Experimental and theoretical aspects of protein folding.

TL;DR: The development of conformational energy calculation procedures will enable the three-dimensional structure of a native protein to be predicted from the knowledge of its amino acid sequence and its interactions with the solvent in which it is dissolved.

Abstract: Publisher Summary In the proper environment, a polypeptide chain can fold spontaneously to the three-dimensional structure of a native protein, and despite the possible presence of barriers in conformational space, the chain can find its way around these barriers to reach the structure of lowest free energy. This chapter describes the spontaneous folding of proteins; in vitro complementation of protein fragments; flexibility of proteins in solution: effect of cross-links and ligands, synthetic analogs of proteins; experimental approaches to the study of conformation; and energetic factors determining protein folding.
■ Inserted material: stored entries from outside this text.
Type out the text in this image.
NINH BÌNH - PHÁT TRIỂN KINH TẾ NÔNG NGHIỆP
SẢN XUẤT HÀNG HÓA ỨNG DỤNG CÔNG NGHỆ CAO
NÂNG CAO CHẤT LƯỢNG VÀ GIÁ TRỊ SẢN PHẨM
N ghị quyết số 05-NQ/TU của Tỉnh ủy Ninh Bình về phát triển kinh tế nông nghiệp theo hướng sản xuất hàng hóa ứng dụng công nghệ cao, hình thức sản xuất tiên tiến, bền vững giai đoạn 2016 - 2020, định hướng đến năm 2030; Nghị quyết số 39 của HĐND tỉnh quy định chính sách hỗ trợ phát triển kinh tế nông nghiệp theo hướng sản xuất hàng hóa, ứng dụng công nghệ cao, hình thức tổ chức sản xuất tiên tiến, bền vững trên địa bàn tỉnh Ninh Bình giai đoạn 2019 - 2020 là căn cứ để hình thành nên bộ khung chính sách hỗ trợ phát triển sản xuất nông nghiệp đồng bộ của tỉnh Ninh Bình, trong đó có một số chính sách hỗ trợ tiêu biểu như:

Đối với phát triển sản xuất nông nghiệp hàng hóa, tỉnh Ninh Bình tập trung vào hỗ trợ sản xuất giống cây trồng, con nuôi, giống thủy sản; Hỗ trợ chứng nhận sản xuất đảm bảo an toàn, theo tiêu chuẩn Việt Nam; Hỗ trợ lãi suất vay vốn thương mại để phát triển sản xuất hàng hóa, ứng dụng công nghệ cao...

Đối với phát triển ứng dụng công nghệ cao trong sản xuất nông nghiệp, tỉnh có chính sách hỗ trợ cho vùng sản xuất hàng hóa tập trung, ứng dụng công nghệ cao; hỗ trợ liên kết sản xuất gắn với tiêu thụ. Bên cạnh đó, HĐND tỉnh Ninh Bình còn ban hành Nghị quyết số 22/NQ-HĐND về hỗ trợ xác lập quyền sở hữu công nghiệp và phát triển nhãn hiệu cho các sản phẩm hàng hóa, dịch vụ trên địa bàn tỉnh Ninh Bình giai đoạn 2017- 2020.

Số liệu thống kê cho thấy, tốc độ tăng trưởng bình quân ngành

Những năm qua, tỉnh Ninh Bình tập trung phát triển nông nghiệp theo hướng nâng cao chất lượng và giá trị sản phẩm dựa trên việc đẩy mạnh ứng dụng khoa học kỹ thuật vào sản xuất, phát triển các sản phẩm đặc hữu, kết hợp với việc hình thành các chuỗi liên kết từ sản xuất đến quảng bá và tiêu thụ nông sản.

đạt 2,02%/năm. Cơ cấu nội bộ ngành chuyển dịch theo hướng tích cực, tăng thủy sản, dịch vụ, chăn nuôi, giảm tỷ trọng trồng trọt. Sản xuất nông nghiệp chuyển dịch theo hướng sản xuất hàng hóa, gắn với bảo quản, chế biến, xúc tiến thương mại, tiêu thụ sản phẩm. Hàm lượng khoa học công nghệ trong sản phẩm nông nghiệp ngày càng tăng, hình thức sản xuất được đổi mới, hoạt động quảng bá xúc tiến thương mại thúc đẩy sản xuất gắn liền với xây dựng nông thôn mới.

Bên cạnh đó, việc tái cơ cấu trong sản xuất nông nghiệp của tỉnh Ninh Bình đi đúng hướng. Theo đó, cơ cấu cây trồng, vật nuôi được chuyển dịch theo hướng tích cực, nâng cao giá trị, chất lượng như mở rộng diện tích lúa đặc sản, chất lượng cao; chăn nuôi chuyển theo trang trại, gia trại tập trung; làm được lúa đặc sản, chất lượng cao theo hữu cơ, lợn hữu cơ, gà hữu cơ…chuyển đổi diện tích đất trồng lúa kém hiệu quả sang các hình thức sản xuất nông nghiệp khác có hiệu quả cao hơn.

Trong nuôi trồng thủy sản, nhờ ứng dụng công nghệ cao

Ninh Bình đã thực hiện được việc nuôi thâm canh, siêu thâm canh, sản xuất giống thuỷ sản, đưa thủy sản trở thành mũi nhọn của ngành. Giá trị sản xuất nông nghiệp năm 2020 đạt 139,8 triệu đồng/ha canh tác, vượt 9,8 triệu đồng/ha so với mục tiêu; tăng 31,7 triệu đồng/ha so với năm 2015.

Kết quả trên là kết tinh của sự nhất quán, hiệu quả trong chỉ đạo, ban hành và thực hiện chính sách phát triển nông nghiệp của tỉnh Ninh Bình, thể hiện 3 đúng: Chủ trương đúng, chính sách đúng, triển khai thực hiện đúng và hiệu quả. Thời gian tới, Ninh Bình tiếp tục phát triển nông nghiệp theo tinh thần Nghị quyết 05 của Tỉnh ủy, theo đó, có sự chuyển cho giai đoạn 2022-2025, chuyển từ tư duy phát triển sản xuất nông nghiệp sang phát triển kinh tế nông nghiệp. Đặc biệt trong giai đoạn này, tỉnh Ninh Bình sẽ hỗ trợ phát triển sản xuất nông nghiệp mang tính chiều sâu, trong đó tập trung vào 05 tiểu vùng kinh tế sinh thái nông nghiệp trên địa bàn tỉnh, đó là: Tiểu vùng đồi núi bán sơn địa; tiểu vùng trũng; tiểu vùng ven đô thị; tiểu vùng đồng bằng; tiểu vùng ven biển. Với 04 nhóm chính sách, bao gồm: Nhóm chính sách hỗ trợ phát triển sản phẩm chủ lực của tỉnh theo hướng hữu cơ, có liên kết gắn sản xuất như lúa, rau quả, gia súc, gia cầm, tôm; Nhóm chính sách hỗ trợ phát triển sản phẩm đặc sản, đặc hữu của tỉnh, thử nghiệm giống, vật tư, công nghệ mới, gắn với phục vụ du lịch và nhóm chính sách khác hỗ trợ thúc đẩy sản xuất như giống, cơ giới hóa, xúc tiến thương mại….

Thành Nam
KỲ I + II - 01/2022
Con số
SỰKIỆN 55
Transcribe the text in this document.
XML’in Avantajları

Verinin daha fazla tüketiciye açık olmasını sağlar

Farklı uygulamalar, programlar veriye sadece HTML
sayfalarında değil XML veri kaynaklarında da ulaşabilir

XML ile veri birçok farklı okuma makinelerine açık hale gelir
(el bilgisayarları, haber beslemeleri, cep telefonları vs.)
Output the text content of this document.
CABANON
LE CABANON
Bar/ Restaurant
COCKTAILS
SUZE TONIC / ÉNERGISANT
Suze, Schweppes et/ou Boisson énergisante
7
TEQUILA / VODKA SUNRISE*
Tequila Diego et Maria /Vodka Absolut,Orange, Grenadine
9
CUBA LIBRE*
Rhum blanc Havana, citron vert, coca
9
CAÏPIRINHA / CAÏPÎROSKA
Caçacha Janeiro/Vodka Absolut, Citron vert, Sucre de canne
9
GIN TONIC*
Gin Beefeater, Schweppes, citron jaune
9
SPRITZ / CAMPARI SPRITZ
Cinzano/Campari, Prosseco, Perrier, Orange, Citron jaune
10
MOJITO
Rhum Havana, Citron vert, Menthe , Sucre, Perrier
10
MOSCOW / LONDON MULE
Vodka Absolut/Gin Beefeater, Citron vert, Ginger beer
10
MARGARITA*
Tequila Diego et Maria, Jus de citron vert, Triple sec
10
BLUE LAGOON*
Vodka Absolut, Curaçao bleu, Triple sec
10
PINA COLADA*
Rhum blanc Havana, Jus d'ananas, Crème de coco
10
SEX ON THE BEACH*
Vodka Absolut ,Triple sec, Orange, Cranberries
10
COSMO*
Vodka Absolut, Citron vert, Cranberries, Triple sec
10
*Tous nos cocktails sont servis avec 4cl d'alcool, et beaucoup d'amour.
The interatomic interactions within the chain and between the chain and the solvent dictate the folding and the range of the forces involved, is such that near-neighbor interactions are dominant. Folding is envisaged as taking place by the formation of nucleation sites in various parts of the chain, in response to near-neighbor interactions; the various nucleation sites become stabilized, when they are brought into proximity, so that long-range interactions can become operative. However, the development of conformational energy calculation procedures will enable the three-dimensional structure of a native protein to be predicted from the knowledge of its amino acid sequence and its interactions with the solvent in which it is dissolved.